July 15, 1863
---George Templeton Strong of New York City distracts his attention to the rioting in his city by focusing on war news:
News from the South is consolatory. Port Hudson surrendered. Serhman said to have beaten Joseph Johnston somewhere near Vicksburg. Operations commencing against Charleston. Bragg seems to be abandoning Chattanooga and retiring on Atlanta. Per contra, Lee has got safely off. I thought he would. . . . Lots of talk and rumors about attacks on the New York Custom House. . . . Then called on Collector Barney and had another long talk with him.
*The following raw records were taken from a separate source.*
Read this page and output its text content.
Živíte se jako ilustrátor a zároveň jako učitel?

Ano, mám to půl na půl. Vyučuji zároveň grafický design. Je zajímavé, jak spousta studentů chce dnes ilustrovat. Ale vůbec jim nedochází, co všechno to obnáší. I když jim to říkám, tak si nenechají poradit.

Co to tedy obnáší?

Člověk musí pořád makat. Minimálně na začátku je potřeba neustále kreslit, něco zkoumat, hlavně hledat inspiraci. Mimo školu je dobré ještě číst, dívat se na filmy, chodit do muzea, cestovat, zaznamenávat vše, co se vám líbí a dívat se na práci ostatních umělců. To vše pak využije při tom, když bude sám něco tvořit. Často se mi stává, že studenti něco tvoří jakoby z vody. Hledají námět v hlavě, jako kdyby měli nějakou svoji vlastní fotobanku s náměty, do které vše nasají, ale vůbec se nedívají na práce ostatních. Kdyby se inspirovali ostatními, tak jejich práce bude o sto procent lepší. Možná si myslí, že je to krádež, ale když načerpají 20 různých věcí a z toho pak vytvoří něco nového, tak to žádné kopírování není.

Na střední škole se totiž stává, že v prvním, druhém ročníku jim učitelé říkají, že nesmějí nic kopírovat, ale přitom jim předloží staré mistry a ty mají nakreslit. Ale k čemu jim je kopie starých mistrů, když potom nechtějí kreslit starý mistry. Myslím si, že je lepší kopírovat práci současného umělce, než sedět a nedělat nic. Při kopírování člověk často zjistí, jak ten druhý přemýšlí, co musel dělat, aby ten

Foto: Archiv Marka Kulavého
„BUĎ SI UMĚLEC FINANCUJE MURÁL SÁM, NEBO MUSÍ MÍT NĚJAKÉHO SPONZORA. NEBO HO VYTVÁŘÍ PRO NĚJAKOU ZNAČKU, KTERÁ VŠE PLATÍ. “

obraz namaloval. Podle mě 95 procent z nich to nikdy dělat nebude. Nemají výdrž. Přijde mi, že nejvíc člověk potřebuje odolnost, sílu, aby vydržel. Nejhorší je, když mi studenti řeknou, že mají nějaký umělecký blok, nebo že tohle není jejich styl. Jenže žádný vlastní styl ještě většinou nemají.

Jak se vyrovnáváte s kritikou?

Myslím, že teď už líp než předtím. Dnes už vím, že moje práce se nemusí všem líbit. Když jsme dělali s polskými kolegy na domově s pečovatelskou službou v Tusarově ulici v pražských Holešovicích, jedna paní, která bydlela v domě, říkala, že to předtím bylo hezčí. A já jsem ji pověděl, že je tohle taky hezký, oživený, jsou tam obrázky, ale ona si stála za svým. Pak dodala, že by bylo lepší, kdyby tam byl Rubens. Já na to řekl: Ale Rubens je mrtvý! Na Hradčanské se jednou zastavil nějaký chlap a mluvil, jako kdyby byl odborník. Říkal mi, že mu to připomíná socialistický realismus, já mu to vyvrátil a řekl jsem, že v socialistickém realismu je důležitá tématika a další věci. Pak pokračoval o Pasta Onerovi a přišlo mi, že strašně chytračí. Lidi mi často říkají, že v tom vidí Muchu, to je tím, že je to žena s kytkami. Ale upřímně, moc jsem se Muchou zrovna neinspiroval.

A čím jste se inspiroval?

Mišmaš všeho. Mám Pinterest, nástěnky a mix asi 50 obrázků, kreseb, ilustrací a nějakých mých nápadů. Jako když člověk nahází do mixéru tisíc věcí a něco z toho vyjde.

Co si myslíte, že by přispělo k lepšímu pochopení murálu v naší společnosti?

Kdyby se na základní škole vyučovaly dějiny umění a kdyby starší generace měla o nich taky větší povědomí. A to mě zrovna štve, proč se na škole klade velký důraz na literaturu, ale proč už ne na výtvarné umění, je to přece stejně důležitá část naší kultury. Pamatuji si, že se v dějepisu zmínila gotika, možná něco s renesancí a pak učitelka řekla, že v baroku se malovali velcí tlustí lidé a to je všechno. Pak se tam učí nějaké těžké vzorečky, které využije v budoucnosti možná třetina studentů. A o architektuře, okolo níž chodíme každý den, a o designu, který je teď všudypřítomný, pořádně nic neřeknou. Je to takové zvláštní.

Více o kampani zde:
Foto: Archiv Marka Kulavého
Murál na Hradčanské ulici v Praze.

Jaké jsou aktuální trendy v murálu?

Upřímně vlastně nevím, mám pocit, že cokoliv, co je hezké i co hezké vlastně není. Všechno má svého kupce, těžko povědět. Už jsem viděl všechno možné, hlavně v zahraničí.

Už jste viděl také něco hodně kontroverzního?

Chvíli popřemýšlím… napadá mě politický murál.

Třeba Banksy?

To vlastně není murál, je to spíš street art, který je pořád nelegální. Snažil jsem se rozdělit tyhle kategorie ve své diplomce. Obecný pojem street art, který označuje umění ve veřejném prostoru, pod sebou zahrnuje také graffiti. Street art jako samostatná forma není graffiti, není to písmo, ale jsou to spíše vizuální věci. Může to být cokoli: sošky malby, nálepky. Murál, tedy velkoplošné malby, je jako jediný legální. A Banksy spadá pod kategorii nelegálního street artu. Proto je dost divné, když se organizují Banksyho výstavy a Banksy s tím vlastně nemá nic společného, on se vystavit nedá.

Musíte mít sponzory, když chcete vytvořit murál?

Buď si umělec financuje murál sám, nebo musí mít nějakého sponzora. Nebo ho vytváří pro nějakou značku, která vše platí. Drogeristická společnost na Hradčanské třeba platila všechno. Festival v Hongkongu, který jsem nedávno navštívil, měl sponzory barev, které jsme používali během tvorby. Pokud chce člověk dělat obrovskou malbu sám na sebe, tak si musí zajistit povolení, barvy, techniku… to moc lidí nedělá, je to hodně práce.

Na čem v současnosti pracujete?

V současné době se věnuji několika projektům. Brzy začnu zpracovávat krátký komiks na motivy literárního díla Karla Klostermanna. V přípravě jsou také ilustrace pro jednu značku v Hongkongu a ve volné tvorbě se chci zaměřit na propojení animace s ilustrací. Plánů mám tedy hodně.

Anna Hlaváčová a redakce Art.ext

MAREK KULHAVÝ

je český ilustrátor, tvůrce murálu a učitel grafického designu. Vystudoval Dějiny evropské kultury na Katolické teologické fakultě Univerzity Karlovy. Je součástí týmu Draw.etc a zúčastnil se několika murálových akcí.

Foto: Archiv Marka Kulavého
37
Find him well-prepared with shells, grenades, muskets, and men, but a little timid and anxious, “wanting counsel,” doubtful about his rightr to fire on the mob, and generally flaccid and tremulous---poor devil! . . . What is worse, we were badly repulsed in an attack on the mob in First Avenue. . . . Fired upon from houses, nad had to leave sixteen wounded men and a Lieutenant Colonel Jardine in the hands of these brutes and devils. This is very bad indeed. . . .
|George Templeton Strong|
---Sarah Morgan, of New Orleans, writes in her journal and describes her feelings of dread and disbelief at the disasters that have befallen the South:
Wednesday, July 15th.It is but too true; both have fallen. All Port Hudson privates have been paroled, and the officers sent here for exchange. Aye! Aye! I know some privates I would rather see than the officers! As yet, only ten that we know have arrived. All are confined in the Custom-House. Last evening crowds surrounded the place. We did something dreadful, Ada Peirce, Miriam, and I. We went down to the confectionery; and unable to resist the temptation, made a détour by the Custom-House in hope of seeing one of our poor dear half-starved mule and rat fed defenders. The crowd had passed away then; but what was our horror when we emerged from the river side of the building and turned into Canal, to find the whole front of the pavement lined with Yankees! Our folly struck us so forcibly that we were almost paralyzed with fear. However, that did not prevent us from endeavoring to hurry past, though I felt as though walking in a nightmare. Ada was brave enough to look up at a window where several of our prisoners were standing, and kept urging us to do likewise. “Look! He knows you, Sarah! He has called another to see you! They both recognize you! Oh, look, please, and tell me who they are! They are watching you still!” she would exclaim. But if my own dear brother stood there, I could not have raised my eyes; we only hurried on faster, with a hundred Yankees eyes fixed on our flying steps.My friend Colonel Steadman was one of the commissioners for arranging the terms of the capitulation, I see. He has not yet arrived.• • • • • • • •
Dreadful news has come of the defeat of Lee at Gettysburg. Think I believe it all? He may have been defeated; but not one of these reports of total overthrow and rout do I credit. Yankees jubilant, Southerners dismal. Brother, with principles on one side and brothers on the other, is correspondingly distracted.